1.      Ingested food is absorbed and utilized  by our body exactly in the same way it metabolizes oral medications. In other words, food is  no different from any other drugs (treats hunger?) which can have both positive and negative effects on the body and its organs including skin! Now, my question is this, if certain medications can affect acne by worsening or improving it, why can’t food affect acne? Is there any rationale or proof to counter this deduction derived from pure common sense?

2.      Many medications used to treat diseases in the cattle are found in varying amounts in their yields: the milk and the meat.
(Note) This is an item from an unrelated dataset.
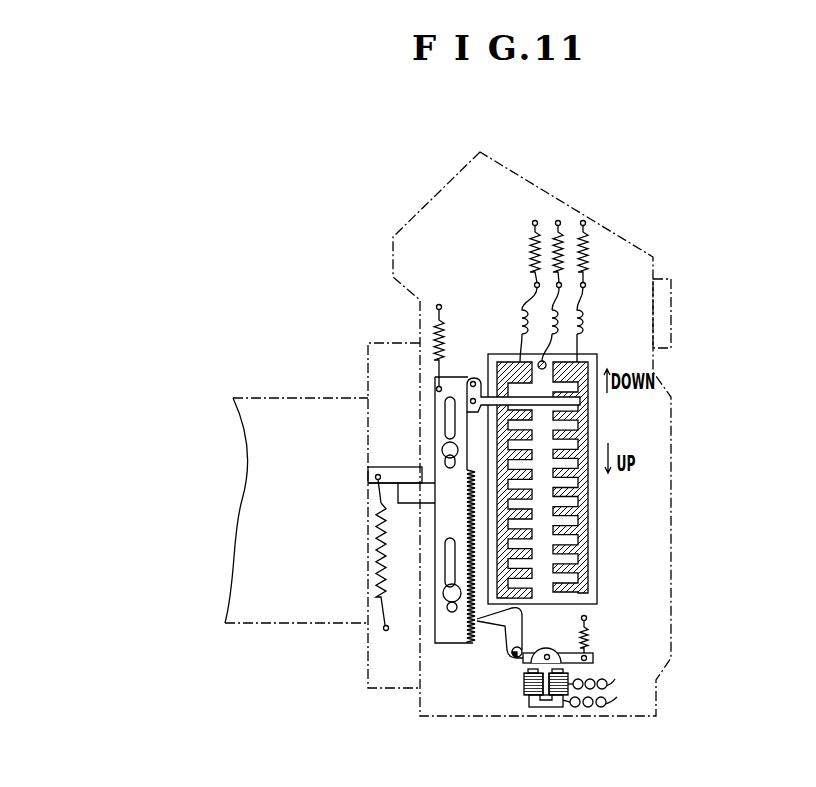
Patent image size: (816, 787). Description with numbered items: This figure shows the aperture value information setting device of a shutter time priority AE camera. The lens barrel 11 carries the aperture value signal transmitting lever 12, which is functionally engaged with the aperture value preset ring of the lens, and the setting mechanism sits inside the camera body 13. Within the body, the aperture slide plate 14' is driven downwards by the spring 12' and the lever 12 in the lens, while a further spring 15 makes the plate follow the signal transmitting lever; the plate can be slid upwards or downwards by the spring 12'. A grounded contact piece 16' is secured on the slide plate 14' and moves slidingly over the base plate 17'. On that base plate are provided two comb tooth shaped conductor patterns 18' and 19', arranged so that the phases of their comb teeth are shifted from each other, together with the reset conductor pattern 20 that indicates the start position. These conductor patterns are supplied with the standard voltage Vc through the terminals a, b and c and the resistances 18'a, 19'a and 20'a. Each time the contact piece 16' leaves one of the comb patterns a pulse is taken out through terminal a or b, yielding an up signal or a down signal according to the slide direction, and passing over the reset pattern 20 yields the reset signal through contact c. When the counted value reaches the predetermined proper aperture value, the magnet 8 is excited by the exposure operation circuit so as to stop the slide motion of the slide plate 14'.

If such medications can worsen acne, it follows  that milk/meat consumption could affect acne adversely!

3.      Anabolic steroids are used (as injectables and in feeds) to increase the mass and bulk of meat and poultry . Naturally varying levels of these hormones are found in the final diary and butchery/poultry products . Steroids, both anabolic and corticosteroids, are known to induce and exacerbate acneiform eruptions, not only on the face, but also on  the back and front of the trunk. So wouldn’t such diary, meat and poultry trigger acne eruption? Unless of course, we can prove that all such medications are completely destroyed during the pasteurization (milk) and cooking processes, which is highly unlikely!


3. Acne, Vitamins and Minerals.


A number of studies have proven the beneficial effects of some vitamins and minerals on acne. These are Vitamin A, Zinc, Magnesium, Selenium and Essential Fatty Acids(Omega 3). There are many food items which  contain these vitamins and trace elements. Though the amount of these molecules to produce any clinical changes may be high, who can refute the possibility that even the minute amount(s) present do not affect acne?


There are conflicting reports on B Complex Vitamins and Vitamin E , some studies finding a positive effect on acne while others noting that high amounts of these vitamins actually worsen the acne eruptions.